Nuclear astrophysics
Roland Diehl, Michael Wiescher
TL;DR
Nuclear astrophysics connects laboratory nuclear physics with the diverse environments of the cosmos to explain how elements form and evolve. The paper surveys experimental techniques (underground labs, recoil separators, storage rings, THM, laser-plasma and photon facilities) and theoretical tools (R-matrix, Hauser-Feshbach, nuclear mass models) used to derive astrophysical reaction rates across stellar interiors and explosive events. It highlights central reactions like ^12C-induced processes and the challenging CNO and carbon-burning regimes, and discusses how observational pillars—gamma-ray lines, neutrinos, stardust, and gravitational waves—test and constrain these nuclear pathways. The work emphasizes an integrated, multi-messenger framework and chemical-evolution context to map nucleosynthesis from local stellar processes to the chemical makeup of galaxies, while outlining key future avenues in experiments, theory, and astronomy.
Abstract
Reactions between atomic nuclei are measured in great detail in terrestrial laboratory experiments; transferring and extrapolating this knowledge to how the same reactions act within cosmic environments presents major challenges. Cross-disciplinary efforts are needed in view of the many nuclear reactions that govern the chemical evolution of the universe, and occur in a broad range of stellar plasma conditions that require astrophysical exploration. Since the early identification of 'processes' of nucleosynthesis, new insights have been obtained on the complexity of nuclear reaction mechanisms. We use 12C induced capture and fusion processes to illustrate the challenge of low-energy measurements and of using theoretical methods to extrapolate measurements towards energy regimes within cosmic sources. Particle beam experiments at accelerator facilities above and deep underground simulate stellar reactions, new experimental facilities and methods complement these, and this is further complemented by improved theoretical tools to calculate the quantum effects of nuclear reactions at the various cosmic conditions.

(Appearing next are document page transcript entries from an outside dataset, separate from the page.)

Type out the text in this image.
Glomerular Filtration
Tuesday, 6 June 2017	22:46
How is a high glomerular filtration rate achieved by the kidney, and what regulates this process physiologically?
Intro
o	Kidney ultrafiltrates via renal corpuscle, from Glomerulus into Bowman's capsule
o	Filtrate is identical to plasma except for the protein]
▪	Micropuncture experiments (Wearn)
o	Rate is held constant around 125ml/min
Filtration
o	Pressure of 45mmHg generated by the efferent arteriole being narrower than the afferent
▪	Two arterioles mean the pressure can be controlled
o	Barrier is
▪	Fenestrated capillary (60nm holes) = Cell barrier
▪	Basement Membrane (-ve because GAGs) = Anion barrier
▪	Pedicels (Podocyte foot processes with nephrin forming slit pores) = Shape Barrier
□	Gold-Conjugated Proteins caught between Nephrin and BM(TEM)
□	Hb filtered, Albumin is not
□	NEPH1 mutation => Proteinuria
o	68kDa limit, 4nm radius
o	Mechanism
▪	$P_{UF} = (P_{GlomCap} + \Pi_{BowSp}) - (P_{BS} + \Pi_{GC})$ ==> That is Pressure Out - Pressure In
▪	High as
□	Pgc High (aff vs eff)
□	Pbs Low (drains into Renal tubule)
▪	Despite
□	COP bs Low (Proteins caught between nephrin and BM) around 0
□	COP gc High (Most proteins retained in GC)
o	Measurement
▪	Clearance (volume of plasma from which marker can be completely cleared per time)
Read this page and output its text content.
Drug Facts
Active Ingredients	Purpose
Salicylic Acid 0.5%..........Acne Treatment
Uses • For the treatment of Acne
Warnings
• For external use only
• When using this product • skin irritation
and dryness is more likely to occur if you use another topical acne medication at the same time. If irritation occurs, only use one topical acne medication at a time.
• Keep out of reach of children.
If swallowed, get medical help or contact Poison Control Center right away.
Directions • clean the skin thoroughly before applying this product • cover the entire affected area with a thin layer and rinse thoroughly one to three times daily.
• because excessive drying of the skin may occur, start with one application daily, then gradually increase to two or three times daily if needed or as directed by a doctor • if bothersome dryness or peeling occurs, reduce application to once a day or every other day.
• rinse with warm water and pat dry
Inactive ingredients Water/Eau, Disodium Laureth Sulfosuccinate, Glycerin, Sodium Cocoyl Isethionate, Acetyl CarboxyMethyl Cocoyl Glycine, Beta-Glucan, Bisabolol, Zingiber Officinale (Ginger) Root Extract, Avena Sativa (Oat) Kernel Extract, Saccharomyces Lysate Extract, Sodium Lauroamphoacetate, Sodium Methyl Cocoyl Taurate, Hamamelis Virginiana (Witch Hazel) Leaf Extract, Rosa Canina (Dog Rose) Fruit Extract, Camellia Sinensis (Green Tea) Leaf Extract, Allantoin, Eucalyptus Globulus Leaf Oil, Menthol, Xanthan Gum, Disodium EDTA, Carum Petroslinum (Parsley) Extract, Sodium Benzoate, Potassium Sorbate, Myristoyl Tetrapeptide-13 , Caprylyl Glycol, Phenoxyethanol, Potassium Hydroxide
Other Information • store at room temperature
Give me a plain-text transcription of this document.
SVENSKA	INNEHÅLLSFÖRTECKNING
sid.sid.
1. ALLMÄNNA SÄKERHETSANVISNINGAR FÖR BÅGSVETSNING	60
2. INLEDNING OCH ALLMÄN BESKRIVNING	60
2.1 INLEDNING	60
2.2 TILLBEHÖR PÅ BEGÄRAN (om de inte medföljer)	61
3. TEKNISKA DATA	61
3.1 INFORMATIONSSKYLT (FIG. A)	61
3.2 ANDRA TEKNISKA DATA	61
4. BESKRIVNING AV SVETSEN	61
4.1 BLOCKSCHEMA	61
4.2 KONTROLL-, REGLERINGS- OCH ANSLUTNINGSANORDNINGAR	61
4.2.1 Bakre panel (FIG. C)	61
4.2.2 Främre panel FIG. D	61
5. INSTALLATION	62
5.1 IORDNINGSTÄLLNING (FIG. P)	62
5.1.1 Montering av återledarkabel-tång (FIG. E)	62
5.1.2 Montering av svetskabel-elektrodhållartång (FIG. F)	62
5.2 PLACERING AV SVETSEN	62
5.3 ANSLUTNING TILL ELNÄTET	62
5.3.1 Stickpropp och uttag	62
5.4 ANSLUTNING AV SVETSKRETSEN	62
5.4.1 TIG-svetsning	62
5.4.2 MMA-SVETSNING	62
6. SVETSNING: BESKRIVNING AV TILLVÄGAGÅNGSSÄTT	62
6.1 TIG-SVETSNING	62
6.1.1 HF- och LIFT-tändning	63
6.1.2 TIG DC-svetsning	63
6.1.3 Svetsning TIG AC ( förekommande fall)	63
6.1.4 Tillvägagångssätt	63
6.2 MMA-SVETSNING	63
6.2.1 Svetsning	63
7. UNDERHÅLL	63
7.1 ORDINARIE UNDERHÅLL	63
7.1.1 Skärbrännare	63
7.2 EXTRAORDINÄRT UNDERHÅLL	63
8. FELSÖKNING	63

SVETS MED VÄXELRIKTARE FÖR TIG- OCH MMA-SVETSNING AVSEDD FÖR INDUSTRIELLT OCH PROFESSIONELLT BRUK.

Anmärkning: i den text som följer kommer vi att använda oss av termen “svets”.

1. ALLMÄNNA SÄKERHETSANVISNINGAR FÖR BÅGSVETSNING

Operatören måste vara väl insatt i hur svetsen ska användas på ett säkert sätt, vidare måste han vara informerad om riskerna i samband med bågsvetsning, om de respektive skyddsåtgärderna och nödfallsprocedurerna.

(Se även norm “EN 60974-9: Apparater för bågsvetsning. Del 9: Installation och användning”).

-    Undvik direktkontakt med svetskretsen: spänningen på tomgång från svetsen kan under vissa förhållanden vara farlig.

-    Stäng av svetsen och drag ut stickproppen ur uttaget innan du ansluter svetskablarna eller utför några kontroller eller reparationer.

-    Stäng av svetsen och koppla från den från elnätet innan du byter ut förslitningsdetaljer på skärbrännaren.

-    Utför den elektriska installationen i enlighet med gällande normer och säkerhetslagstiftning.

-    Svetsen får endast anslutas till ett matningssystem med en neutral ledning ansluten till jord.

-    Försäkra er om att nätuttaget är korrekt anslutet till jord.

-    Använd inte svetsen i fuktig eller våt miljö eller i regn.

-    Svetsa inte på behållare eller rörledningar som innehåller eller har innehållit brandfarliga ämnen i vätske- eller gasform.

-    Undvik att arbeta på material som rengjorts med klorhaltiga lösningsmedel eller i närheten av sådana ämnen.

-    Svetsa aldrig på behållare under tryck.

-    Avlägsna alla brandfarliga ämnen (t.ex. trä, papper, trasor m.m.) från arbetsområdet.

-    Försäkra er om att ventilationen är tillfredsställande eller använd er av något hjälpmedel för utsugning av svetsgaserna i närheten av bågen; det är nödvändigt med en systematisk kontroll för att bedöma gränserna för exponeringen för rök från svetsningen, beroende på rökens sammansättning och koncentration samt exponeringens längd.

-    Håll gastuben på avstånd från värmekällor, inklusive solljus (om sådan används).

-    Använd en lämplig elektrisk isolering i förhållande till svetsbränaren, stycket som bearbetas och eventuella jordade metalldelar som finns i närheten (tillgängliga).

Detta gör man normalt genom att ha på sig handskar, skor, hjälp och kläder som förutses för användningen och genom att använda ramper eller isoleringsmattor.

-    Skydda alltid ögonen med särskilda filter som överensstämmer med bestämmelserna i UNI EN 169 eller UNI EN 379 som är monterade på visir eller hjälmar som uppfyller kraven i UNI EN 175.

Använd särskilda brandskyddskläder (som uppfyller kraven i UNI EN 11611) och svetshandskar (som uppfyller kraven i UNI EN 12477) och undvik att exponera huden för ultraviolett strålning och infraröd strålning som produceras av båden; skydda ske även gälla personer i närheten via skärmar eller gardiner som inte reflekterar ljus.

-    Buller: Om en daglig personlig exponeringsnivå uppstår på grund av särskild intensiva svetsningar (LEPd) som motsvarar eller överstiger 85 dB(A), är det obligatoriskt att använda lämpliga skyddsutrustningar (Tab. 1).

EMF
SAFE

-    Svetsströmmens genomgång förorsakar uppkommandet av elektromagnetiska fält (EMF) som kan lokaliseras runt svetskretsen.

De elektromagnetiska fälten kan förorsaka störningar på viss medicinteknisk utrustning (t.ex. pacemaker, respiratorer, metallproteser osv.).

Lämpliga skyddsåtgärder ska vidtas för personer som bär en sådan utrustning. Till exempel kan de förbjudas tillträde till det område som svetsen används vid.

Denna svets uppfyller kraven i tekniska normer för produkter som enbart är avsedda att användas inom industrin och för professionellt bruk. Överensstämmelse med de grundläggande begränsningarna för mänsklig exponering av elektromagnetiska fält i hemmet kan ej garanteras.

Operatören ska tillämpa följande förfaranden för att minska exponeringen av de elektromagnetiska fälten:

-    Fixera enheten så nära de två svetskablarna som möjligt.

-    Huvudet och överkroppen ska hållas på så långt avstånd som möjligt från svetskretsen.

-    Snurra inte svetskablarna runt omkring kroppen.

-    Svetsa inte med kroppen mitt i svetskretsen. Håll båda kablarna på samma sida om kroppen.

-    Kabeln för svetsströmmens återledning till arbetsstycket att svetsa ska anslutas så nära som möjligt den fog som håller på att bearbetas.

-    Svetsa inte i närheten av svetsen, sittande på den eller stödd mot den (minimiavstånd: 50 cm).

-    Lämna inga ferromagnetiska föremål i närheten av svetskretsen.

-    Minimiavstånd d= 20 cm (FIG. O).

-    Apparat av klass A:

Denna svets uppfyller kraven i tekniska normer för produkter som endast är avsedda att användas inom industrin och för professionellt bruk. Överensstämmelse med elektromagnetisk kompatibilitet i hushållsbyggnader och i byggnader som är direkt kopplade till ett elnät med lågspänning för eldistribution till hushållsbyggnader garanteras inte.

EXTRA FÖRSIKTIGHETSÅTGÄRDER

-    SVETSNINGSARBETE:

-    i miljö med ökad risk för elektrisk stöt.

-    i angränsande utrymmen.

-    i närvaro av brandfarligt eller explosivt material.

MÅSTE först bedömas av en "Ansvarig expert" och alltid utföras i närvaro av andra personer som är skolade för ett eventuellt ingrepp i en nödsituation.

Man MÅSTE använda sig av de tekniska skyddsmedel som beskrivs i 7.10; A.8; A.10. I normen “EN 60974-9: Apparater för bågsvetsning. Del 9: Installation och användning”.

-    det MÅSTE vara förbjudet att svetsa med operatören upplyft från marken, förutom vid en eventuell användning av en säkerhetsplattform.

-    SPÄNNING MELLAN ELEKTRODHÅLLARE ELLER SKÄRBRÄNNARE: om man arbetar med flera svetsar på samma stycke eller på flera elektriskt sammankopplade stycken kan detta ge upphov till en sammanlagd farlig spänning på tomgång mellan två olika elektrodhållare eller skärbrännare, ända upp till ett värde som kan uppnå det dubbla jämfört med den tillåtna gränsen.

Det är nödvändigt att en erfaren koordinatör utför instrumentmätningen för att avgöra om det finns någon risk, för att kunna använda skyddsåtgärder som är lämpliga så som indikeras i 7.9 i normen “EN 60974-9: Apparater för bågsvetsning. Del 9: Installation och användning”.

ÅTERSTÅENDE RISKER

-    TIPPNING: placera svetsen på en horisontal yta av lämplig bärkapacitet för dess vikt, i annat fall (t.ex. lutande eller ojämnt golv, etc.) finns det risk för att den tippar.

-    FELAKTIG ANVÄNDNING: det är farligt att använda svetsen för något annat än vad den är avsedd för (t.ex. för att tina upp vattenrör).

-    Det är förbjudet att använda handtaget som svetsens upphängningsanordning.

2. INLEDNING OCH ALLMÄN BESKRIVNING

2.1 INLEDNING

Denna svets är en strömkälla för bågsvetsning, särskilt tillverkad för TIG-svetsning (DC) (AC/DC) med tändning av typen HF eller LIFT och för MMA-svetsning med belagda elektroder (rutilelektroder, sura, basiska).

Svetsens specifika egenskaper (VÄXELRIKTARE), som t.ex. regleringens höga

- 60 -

Astronomical signatures of cosmic nuclear reactions are deduced from light curves characterizing cosmic explosions through gamma-ray lines and presolar grains to the detection of rare neutrino particles from our Sun to distant cosmic events. High resolution spectroscopy of stars has been expanded to objects measured in the X-ray and the gamma energy range of the electromagnetic spectrum. Astro-seismology and isotopic analysis of meteoritic inclusions provide new tools. Chemical-evolution models describe the complex dynamics during the evolution of galaxies. This article summarizes the experimental and theoretical work, and the broad range of observational tools that test the experimental data and the theoretical interpretation of nuclear processes in the cosmos.